What's the rush to attack Iraq? The consequences of war could be far worse than the present difficult situation. Why not extend the economic embargo for a year beyond the invasion, until Aug. 2, 1991? If our purpose is to get Iraq out of Kuwait, the extra time could be used to see if this can be done peacefully. And the reported unreadiness of US forces in the Gulf before mid-February could add some time to help us think about what to do.

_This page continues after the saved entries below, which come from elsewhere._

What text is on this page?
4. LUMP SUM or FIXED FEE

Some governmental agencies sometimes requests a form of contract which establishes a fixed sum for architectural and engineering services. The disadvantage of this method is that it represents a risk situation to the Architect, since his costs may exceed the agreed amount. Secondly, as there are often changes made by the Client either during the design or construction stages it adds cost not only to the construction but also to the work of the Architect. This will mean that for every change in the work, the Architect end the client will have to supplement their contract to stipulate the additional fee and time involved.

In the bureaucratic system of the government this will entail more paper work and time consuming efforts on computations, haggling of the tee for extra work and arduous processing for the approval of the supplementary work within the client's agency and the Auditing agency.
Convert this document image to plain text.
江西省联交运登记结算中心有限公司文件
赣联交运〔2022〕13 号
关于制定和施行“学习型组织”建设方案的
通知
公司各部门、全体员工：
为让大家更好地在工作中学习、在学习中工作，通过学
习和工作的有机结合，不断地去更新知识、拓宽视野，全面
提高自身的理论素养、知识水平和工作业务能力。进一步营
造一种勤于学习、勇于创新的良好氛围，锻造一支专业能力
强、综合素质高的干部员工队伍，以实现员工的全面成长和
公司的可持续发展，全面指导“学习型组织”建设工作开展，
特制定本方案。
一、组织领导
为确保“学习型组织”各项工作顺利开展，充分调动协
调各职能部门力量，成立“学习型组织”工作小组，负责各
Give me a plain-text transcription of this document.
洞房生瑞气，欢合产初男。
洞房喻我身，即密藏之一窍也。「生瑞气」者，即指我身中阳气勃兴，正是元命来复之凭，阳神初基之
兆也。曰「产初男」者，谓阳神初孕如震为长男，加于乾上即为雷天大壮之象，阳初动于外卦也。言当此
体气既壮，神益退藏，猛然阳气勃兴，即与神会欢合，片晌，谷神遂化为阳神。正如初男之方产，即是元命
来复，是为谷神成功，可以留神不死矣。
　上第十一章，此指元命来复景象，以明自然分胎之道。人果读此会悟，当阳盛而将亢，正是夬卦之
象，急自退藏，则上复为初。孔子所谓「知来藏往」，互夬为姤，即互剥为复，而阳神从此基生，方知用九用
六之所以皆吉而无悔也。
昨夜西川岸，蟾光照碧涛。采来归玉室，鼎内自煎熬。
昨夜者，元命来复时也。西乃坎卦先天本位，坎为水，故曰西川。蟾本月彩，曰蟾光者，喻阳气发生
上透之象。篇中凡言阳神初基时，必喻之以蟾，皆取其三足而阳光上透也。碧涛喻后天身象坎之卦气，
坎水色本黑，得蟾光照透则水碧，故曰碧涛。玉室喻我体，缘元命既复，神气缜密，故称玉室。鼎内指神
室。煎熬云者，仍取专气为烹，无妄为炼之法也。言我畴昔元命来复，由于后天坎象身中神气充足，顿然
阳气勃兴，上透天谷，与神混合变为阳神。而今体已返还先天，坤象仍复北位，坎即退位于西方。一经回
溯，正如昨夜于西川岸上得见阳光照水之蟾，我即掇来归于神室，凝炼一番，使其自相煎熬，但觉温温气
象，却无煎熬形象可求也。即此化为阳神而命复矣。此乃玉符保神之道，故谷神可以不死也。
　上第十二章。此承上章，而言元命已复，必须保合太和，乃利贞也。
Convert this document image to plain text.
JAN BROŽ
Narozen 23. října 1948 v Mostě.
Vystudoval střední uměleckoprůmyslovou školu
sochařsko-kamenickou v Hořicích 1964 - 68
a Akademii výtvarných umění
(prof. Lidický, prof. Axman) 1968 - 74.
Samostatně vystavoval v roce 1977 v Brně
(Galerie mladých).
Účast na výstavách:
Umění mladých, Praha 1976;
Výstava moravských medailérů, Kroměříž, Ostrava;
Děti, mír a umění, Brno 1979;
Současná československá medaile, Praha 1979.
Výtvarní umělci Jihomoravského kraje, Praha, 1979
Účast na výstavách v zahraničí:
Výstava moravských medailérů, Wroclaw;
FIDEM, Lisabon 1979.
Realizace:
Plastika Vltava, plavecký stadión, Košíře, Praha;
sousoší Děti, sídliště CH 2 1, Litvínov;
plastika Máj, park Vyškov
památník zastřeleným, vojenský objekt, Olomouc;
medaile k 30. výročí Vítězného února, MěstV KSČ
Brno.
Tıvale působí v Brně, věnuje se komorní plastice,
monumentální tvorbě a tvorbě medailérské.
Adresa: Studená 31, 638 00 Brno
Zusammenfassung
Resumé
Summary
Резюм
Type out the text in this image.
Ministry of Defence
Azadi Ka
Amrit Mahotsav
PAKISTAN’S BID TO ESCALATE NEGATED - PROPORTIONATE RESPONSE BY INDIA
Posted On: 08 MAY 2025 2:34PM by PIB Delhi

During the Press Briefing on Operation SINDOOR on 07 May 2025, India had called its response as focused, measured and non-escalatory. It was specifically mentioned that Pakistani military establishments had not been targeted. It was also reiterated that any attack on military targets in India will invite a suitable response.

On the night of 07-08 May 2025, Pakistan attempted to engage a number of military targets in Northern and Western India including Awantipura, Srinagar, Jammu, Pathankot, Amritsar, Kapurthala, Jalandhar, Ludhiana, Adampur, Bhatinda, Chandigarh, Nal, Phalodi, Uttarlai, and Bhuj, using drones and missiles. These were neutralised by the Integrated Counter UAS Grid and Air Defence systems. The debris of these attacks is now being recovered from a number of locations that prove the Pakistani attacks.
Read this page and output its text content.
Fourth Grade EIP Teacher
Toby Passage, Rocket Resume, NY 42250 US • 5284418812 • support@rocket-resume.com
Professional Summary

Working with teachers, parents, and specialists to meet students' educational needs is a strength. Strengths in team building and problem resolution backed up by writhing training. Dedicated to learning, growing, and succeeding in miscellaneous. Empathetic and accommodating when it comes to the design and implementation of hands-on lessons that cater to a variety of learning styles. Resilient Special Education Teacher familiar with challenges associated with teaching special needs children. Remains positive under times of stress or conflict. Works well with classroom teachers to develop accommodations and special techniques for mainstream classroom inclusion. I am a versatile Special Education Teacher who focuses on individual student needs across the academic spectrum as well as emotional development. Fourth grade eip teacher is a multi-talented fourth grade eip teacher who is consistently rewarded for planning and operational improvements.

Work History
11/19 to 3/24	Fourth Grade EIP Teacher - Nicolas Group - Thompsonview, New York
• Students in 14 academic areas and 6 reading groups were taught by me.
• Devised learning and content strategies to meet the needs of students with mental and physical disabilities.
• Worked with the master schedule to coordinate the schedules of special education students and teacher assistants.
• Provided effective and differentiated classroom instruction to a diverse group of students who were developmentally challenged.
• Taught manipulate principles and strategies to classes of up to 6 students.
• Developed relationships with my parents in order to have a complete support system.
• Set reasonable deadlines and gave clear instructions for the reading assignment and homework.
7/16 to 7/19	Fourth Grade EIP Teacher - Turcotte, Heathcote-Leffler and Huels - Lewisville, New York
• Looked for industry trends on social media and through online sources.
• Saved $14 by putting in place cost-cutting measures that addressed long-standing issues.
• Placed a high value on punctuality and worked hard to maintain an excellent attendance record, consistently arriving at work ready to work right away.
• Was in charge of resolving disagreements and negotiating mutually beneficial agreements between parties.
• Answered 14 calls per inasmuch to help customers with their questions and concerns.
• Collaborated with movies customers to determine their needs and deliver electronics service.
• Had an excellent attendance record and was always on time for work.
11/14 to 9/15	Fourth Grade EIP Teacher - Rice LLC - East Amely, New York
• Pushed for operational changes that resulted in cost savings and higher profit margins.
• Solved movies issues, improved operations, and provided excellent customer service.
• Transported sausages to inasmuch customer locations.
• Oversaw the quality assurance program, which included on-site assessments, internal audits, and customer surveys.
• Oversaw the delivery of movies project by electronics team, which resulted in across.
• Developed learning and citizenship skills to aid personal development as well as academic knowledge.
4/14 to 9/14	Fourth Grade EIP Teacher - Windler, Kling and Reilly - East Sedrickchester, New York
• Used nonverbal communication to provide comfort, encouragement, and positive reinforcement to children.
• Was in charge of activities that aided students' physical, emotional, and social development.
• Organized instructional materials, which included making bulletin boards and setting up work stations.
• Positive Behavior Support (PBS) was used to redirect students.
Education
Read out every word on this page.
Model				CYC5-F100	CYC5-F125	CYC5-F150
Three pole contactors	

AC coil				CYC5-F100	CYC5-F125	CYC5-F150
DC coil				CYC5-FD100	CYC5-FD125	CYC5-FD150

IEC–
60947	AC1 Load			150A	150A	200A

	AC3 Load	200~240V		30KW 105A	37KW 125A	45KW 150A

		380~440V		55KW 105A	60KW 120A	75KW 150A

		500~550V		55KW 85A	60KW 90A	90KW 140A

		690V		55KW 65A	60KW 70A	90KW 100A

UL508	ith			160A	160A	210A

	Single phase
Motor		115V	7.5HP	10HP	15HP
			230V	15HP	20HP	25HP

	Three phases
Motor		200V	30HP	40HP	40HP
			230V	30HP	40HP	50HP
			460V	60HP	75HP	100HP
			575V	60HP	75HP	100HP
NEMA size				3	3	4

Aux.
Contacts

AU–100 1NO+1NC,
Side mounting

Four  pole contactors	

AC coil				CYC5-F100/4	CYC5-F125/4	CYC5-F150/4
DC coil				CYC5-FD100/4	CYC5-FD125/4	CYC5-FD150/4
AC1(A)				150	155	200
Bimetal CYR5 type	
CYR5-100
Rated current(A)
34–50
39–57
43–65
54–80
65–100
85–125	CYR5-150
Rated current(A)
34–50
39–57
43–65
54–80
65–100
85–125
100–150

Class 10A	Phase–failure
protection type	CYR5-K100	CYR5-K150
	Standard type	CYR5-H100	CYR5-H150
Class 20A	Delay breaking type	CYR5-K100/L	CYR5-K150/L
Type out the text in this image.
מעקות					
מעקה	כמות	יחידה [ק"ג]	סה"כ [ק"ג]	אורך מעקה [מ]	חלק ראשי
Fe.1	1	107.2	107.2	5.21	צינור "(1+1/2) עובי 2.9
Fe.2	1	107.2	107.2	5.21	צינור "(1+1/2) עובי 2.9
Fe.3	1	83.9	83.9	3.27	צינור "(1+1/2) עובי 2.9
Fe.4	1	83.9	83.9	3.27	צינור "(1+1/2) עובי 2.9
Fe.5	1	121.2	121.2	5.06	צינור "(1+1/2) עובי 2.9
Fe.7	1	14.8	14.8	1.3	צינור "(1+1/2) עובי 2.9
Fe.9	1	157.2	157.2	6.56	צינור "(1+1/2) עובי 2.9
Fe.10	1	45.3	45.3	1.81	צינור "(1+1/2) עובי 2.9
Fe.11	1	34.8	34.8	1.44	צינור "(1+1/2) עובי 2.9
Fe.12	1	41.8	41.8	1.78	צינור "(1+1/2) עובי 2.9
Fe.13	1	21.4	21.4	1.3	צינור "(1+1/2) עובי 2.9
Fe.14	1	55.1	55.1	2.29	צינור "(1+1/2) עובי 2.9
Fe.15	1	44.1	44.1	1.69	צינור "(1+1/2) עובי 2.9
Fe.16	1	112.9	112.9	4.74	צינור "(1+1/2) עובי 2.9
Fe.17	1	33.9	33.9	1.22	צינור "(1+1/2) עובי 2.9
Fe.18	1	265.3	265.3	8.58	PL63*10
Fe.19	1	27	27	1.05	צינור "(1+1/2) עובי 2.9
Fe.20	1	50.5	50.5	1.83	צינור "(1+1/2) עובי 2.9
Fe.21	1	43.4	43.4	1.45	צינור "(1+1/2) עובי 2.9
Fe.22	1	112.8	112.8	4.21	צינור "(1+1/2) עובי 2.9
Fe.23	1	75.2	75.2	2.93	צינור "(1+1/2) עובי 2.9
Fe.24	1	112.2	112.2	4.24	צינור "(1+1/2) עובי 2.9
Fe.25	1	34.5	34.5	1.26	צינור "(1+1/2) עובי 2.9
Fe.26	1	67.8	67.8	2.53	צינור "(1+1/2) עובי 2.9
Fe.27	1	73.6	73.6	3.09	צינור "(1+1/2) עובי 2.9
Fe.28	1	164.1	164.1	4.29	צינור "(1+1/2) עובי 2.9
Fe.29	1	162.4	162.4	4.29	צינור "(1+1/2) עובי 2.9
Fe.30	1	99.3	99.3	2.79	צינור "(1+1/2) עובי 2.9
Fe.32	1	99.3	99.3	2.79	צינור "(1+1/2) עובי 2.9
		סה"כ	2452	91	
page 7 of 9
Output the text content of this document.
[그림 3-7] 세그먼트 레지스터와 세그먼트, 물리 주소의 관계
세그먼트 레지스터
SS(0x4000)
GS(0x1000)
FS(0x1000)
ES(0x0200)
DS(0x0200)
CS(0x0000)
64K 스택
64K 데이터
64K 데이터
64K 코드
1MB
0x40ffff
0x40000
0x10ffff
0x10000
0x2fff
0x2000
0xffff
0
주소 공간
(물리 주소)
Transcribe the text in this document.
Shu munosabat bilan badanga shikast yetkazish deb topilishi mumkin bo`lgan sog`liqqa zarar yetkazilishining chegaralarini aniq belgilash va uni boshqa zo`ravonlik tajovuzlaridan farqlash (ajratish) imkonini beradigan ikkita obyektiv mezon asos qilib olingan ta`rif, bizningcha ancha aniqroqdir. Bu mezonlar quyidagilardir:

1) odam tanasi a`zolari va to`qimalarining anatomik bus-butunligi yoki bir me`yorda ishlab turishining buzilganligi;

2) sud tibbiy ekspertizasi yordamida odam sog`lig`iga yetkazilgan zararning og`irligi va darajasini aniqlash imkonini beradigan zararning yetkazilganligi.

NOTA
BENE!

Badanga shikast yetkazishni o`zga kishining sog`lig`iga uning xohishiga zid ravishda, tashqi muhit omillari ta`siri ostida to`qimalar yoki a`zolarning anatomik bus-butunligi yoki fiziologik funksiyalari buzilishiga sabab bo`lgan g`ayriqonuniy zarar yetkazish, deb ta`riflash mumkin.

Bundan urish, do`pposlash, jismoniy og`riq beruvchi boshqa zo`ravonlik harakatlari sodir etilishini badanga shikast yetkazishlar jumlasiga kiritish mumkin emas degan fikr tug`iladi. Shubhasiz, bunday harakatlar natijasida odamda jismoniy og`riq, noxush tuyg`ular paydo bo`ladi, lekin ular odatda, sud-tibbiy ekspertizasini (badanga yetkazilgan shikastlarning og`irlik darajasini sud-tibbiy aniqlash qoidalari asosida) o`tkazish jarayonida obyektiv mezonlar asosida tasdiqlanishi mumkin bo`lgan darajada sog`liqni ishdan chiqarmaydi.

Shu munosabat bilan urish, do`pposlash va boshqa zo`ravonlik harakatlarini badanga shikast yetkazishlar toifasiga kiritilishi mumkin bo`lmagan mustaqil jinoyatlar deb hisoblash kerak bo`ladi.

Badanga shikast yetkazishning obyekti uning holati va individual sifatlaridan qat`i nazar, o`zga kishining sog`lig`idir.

In recent congressional testimony, Adm. William Crowe, former chairman of the Joint Chiefs of Staff, said:

``If, in fact, the sanctions will work in 12 to 18 months instead of six months, the trade-off of avoiding war with its attendant sacrifices and uncertainties would, in my estimation, be more than worth it.''

I AGREE. A one-year economic embargo of Iraq would have many advantages. The Iraqi military machine would be degraded, perhaps by 30 percent, because of inability to obtain spare parts. The US would be much better prepared militarily in case the embargo failed to force Iraq out of Kuwait by the end of a year. The delay could give a chance to Iraqi opponents of Saddam Hussein to mobilize as the Iraqi people experience increased deprivation.

Consumers of oil around the world, especially in the US, would be encouraged to seek alternatives to Middle East oil. It is a national scandal that Presidents Reagan and Bush halted the first tiny steps toward conservation and renewable energy initiated by President Carter. It is past time for our country to give high priority to saving energy and developing new sources.

A 12-month embargo would permit a serious exploration of a negotiated settlement. The US could work with its allies to explore how to encourage a new security system in the Middle East, a system designed to resolve regional conflicts with a minimum of outside involvement.

By de-escalating the conflict with Iraq, the US would be better able to focus on the many other problems facing us at home and around the world. Overcoming the recession. Reducing instead of adding to the budget deficit. Fighting crime, poverty, and drugs. Removing barriers to trade. Finding ways to help the new democracies in Eastern Europe. Working out a new relationship with the Soviet Union. The list is endless and should not be shoved in somebody's office drawer because of our obsession with Saddam Hussein.

If an extended embargo leads to a peaceful settlement in the Gulf, the biggest blessing, of course, would be in lives saved - as well as $50 billion or more if war can be avoided. That way, we might even resurrect the now-buried peace dividend.